For training on 384 resolution, we use `google/siglip-so400m-patch14-384` as `image_tower`. Notably, if you pass the `--image_tower google/siglip-so400m-patch14-384`, you should upgrade the version of transformers to 4.37.0.

### StableLM
- Stage 1 pretraining script: [pretrain.sh](scripts/v1/stablelm/pretrain.sh). 
- Stage 2 tuning script: [finetune.sh](scripts/v1/stablelm/finetune.sh).
- Stage 3 moe-tuning script: [finetune_dynmoe.sh](scripts/v1/stablelm/finetune_dynmoe.sh).

### Qwen
- Stage 1 pretraining script: [pretrain.sh](scripts/v1/qwen/pretrain.sh). 
- Stage 2 tuning script: [finetune.sh](scripts/v1/qwen/finetune.sh).

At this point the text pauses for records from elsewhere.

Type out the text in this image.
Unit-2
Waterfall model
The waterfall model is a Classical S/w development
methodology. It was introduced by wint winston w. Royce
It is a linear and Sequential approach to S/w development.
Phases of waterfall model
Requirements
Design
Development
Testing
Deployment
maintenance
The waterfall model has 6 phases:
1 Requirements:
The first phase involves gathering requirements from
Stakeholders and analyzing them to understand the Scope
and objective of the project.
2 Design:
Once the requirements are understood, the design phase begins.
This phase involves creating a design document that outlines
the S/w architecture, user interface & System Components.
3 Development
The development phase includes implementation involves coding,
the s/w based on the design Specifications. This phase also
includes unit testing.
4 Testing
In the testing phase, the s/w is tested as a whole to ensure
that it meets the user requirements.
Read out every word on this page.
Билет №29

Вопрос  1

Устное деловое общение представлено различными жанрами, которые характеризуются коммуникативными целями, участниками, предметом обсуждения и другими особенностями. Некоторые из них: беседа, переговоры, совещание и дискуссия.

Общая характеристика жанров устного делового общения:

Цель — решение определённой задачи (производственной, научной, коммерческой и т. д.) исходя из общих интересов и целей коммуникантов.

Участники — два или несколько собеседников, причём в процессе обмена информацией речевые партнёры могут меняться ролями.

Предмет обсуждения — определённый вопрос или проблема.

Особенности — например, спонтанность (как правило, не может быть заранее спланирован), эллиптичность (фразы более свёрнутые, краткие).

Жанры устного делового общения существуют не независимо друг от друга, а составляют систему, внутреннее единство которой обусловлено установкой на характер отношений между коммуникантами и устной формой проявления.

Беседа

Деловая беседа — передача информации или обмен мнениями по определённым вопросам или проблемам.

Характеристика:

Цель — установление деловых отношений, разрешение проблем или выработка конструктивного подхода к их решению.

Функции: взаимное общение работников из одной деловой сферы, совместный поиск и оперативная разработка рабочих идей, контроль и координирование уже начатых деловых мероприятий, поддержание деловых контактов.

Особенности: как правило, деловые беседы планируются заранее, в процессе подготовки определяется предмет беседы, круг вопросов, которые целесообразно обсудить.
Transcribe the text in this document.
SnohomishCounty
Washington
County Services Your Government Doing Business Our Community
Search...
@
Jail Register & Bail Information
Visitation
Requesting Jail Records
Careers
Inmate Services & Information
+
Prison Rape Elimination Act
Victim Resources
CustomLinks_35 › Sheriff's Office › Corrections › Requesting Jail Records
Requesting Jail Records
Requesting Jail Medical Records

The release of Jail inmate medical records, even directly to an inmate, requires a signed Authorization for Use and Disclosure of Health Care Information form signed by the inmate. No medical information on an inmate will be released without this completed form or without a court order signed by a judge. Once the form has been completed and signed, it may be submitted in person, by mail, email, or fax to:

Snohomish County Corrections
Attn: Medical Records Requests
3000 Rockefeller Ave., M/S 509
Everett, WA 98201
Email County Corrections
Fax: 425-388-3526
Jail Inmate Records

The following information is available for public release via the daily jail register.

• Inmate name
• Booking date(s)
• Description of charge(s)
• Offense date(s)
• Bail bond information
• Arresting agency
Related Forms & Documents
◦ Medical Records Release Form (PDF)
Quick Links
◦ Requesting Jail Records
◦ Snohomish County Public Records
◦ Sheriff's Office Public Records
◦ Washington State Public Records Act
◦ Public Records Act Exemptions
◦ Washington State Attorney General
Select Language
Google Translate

- Stage 3 moe-tuning script: [finetune_dynmoe.sh](scripts/v1/qwen/finetune_dynmoe.sh).
  
### Phi2
- Stage 1 pretraining script: [pretrain.sh](scripts/v1/phi2/pretrain.sh). 
- Stage 2 tuning script: [finetune.sh](scripts/v1/phi2/finetune.sh).
- Stage 3 moe-tuning script: [finetune_dynmoe.sh](scripts/v1/phi2/finetune_dynmoe.sh).